IBM’s latest study, From Complexity to Client Centricity, details how banks can adopt a more client-centric approach while still raising revenue. For example, banks should move toward needs-based and behavior-based segmentation by understanding client usage such as when, where, how and on what devices they use the bank’s services, or make other transactions. Such a move can potentially improve risk management, pricing, channel performance and client satisfaction.

The digital revolution has forever changed the balance of power between the individual and the institution. If CMOs are to understand and provide value to empowered customers and citizens, they will have to concentrate on getting to know individuals as well as markets.

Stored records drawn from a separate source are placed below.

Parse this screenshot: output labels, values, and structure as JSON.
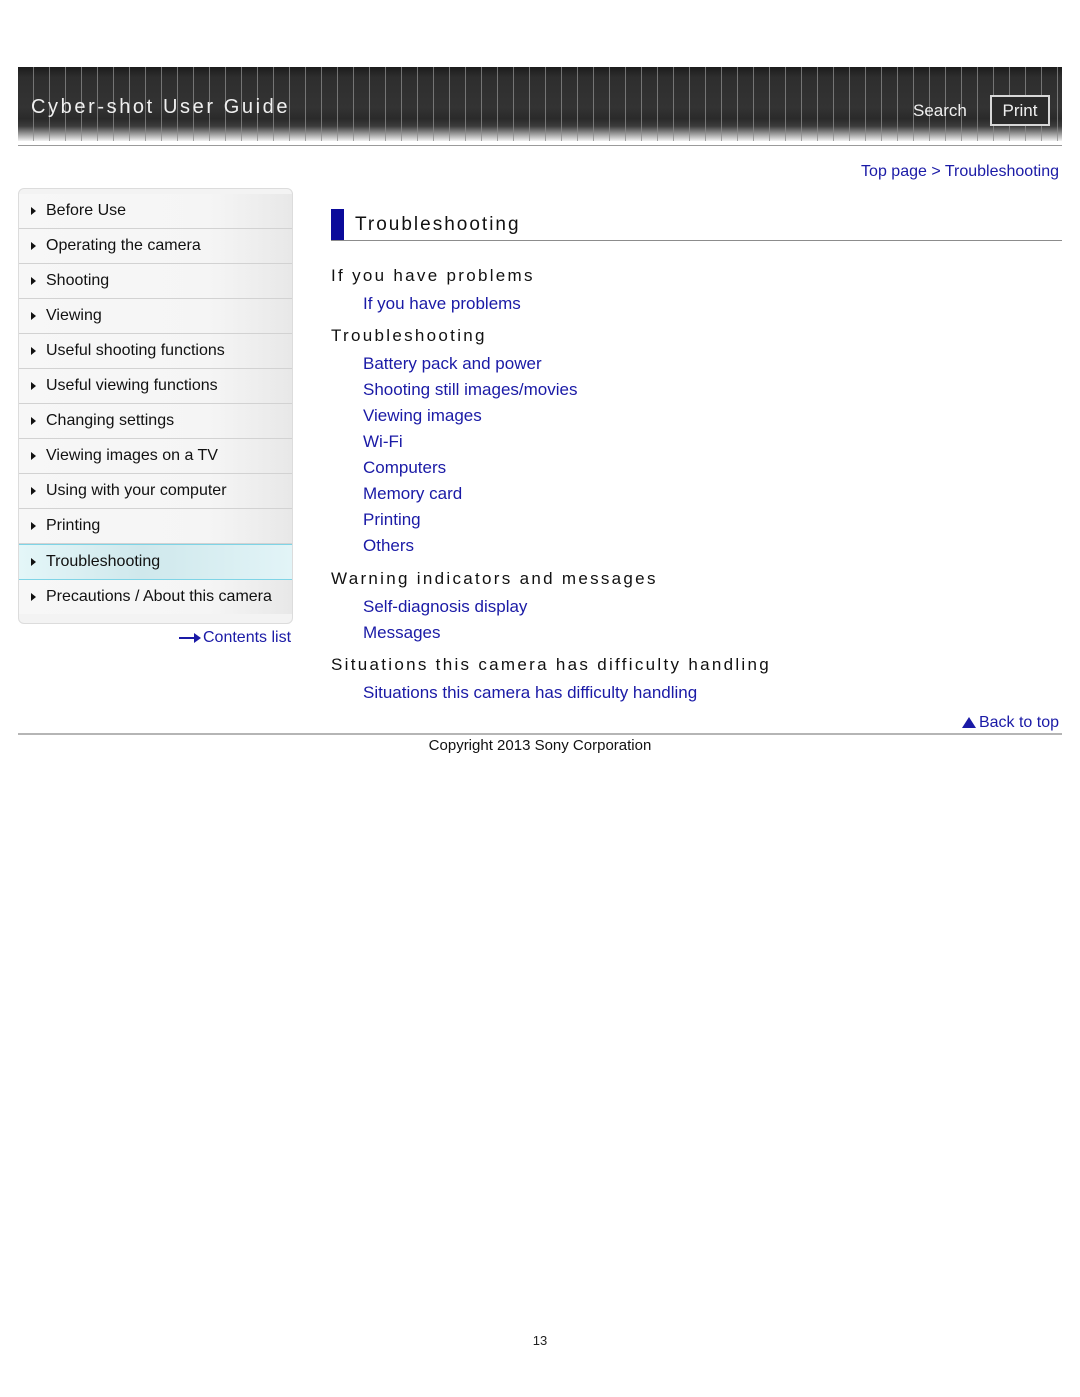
{
  "header": {
    "title": "Cyber-shot User Guide",
    "search_label": "Search",
    "print_label": "Print"
  },
  "breadcrumb": {
    "items": [
      "Top page",
      "Troubleshooting"
    ],
    "separator": ">"
  },
  "sidebar": {
    "items": [
      {
        "label": "Before Use",
        "active": false
      },
      {
        "label": "Operating the camera",
        "active": false
      },
      {
        "label": "Shooting",
        "active": false
      },
      {
        "label": "Viewing",
        "active": false
      },
      {
        "label": "Useful shooting functions",
        "active": false
      },
      {
        "label": "Useful viewing functions",
        "active": false
      },
      {
        "label": "Changing settings",
        "active": false
      },
      {
        "label": "Viewing images on a TV",
        "active": false
      },
      {
        "label": "Using with your computer",
        "active": false
      },
      {
        "label": "Printing",
        "active": false
      },
      {
        "label": "Troubleshooting",
        "active": true
      },
      {
        "label": "Precautions / About this camera",
        "active": false
      }
    ],
    "contents_list_label": "Contents list"
  },
  "main": {
    "title": "Troubleshooting",
    "sections": [
      {
        "heading": "If you have problems",
        "links": [
          "If you have problems"
        ]
      },
      {
        "heading": "Troubleshooting",
        "links": [
          "Battery pack and power",
          "Shooting still images/movies",
          "Viewing images",
          "Wi-Fi",
          "Computers",
          "Memory card",
          "Printing",
          "Others"
        ]
      },
      {
        "heading": "Warning indicators and messages",
        "links": [
          "Self-diagnosis display",
          "Messages"
        ]
      },
      {
        "heading": "Situations this camera has difficulty handling",
        "links": [
          "Situations this camera has difficulty handling"
        ]
      }
    ]
  },
  "footer": {
    "back_to_top": "Back to top",
    "copyright": "Copyright 2013 Sony Corporation",
    "page_number": "13"
  },
  "colors": {
    "link": "#1a1aa6",
    "title_accent": "#0a0a9a",
    "active_nav_border": "#7fd4e6"
  }
}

They will also have to invest in new technologies and advanced analytics to get a better grasp of how individual customers behave. – IBM CMO Study
IBM Research – India is putting that capability into its Edge Analytics software. A lightweight, non-intrusive technology that connects a bank’s customers with contextual information in real time, it cross-references where the customer is with what he or she is doing to provide useful insights and location-based recommendations, such as offering a discount at a specific store.

Edge Analytics, built on top of IBM’s iLOG and SPSS software, could also alert the bank about customers who use a competitor’s credit cards (causing what bankers call “capital leakage”) and offer incentives to use their credit card, instead. Or, the technology can identify customers with home or auto loans with other banks (more “capital leakage”), and offer them refinancing options.

Benefits of being on the edge

Edge Analytics is embedded within participating banks’ customer channels, such as online banking, ATM, SMS, and mobile banking. When the bank’s customers access their account on these channels, Edge Analytics uses transactional and other contextual data feeds to better understand customer transaction behavior and preferences, for example to detect a customer’s transaction location in real time, or infer the transaction category and spend pattern, preferred shopping location, preferred restaurant or cuisine.

These insights help the bank understand their customer transaction behavior and priorities better to make location-based recommendations or relevant offers in real time, when customers buy a book online or shop at the mall, for example.

Vishal Batra
Consider the case of a customer purchasing an airline ticket. After the transaction, she receives a message of “Thank you for using your credit card with LufthansaIVR Airi.” Edge Analytics mines such transaction details and applies other relevant data and rules the transaction as international travel. It will trigger an offer for travel insurance from the bank, offer currency exchange options from the bank, or simply inform the customer that she can use the bank’s credit card abroad. 

The bank can also provide incentives for these offers, such as certain discounts if purchased on bank’s credit card. For the bank, it would mean a significant improvement in customer experience and satisfaction and also improve revenues and profitability per customer.

“In this age of understanding each customer as an individual, organizations need to know where the customer is, what he is doing now, what he is likely to do next and hence, what actions should be taken to serve him best,” said Vishal Batra, the research lead for Edge Analytics at IBM Research – India. “This is precisely the challenge Edge Analytics is addressing.”